The heap usage when dataflow is running is usually around 40~70%(heap size is set up 8g), which isnt too bad. However, from vm monitor tool, memory usage is usually around 80% (for all 32G RAM, and nifi is the only process that runs on each vm). After dataflow is done, there is no significant decrease in heap and memory usage. Heap usage is around 40~50%, memory is at least 60%. A restart of nifi can bring down memory from 90% to 70%. I tried to stop all nifi process, and memory usage is still at 60%. So I have to restart each vm after 2 or 3 run for best performance.
What could cause this memory behavior? From my understanding, flowfile and their content are stored in memory when they are in queue. So ideally, there shouldn't be much memory usage when queues are empty and all processors are stopped? I read a post which points out that there are some archiving/cleanup going on even when no dataflow is running, but memory usage should eventually decrease to normal level right?
How are you measuring the memory being utilized by NiFi?
FYI, the content of a flow file is not stored in memory, only the properties and attributes associated with the physical file in the content repository are held in the JVM heap memory.

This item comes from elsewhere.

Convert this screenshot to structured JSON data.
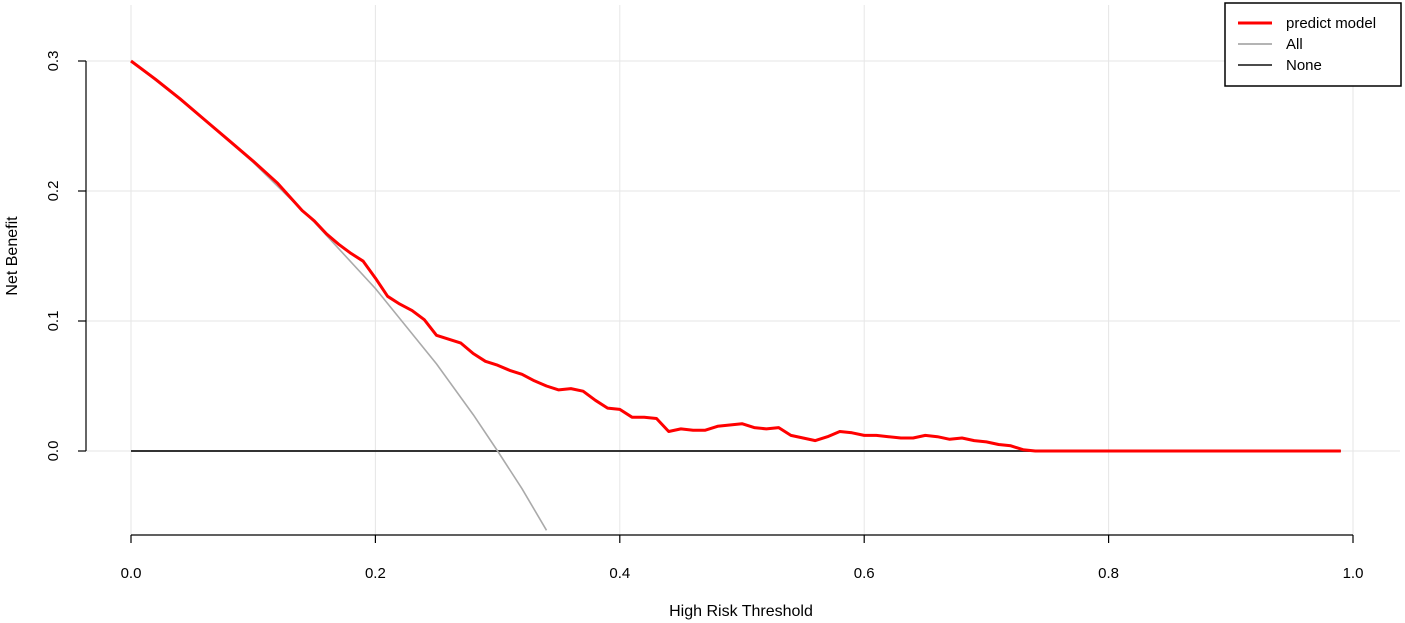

The only time the content is in memory is when a processor that deals with the content of a file is in the flow.
Thanks for looking into my problem. I use virtualization tool to see overall memory and cpu usage and the above data I mentioned (mem 80%) were all come from it.
Now I use top command to examine performance more closely, it shows that a large part of memory usage is buff/cache, which can be around 20G even when no dataflow is running/queues are all empty. So I am wondering what's been stored in there and not released after dataflow is done. Nifi is the only java program running on each instance.

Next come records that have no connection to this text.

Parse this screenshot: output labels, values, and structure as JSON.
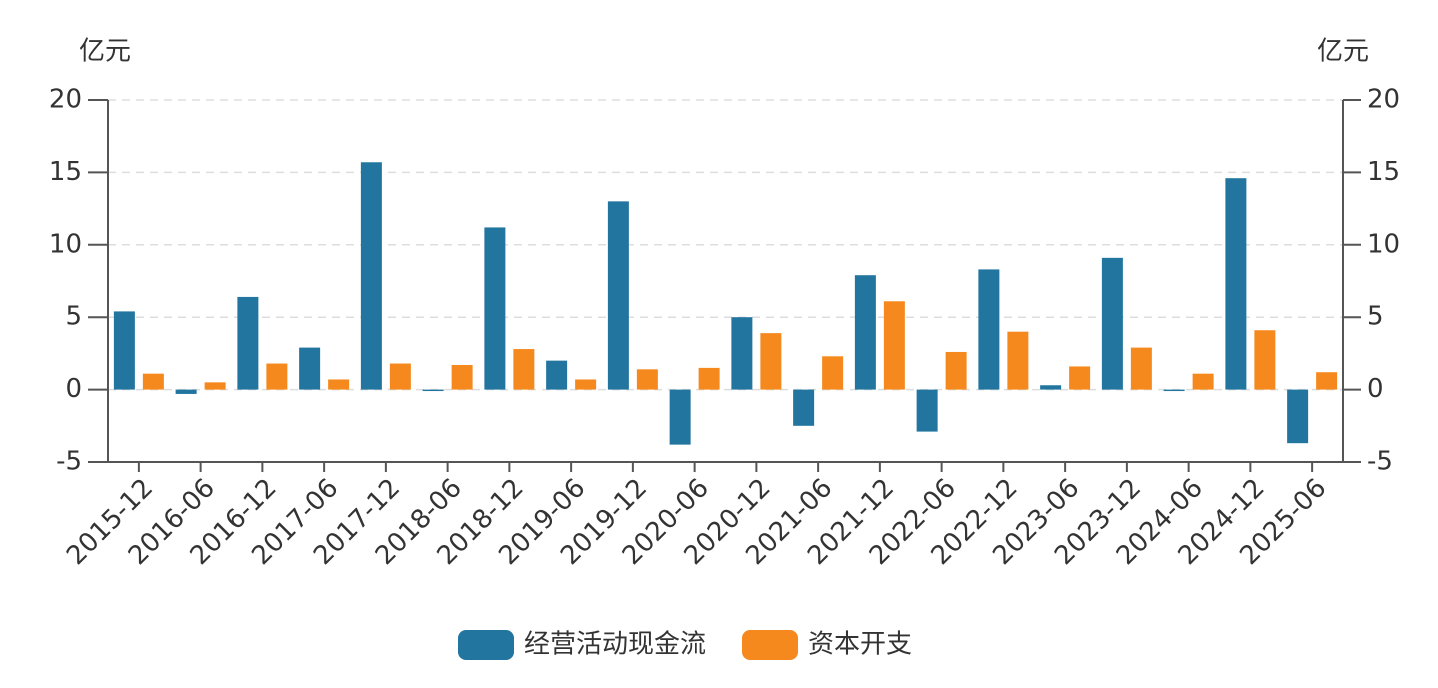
{
  "chart_data": {
    "type": "bar",
    "y_label": "亿元",
    "y2_label": "亿元",
    "categories": [
      "2015-12",
      "2016-06",
      "2016-12",
      "2017-06",
      "2017-12",
      "2018-06",
      "2018-12",
      "2019-06",
      "2019-12",
      "2020-06",
      "2020-12",
      "2021-06",
      "2021-12",
      "2022-06",
      "2022-12",
      "2023-06",
      "2023-12",
      "2024-06",
      "2024-12",
      "2025-06"
    ],
    "series": [
      {
        "name": "经营活动现金流",
        "color": "#21759f",
        "values": [
          5.4,
          -0.3,
          6.4,
          2.9,
          15.7,
          -0.1,
          11.2,
          2.0,
          13.0,
          -3.8,
          5.0,
          -2.5,
          7.9,
          -2.9,
          8.3,
          0.3,
          9.1,
          -0.1,
          14.6,
          -3.7
        ]
      },
      {
        "name": "资本开支",
        "color": "#f5891e",
        "axis": "y2",
        "values": [
          1.1,
          0.5,
          1.8,
          0.7,
          1.8,
          1.7,
          2.8,
          0.7,
          1.4,
          1.5,
          3.9,
          2.3,
          6.1,
          2.6,
          4.0,
          1.6,
          2.9,
          1.1,
          4.1,
          1.2
        ]
      }
    ],
    "ylim": [
      -5,
      20
    ],
    "yticks": [
      -5,
      0,
      5,
      10,
      15,
      20
    ],
    "y2lim": [
      -5,
      20
    ],
    "y2ticks": [
      -5,
      0,
      5,
      10,
      15,
      20
    ],
    "grid": true,
    "legend": "bottom"
  }
}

The NiFi java process is actually two processes. The actual NiFi java process and a bootstrap java process. The bootstrap process has a very small memory footprint, 12MB to 24MB, that looks for the NiFi java process. If it doesn't find that process it will try to start it. The NiFi java process will reserve the memory allocated, in this case 8GB, and hold it. It doesn't actually use the memory, but reserves it so it is available as NiFi needs it. There won't be any garbage clean up until the memory usage is around 80% utilization.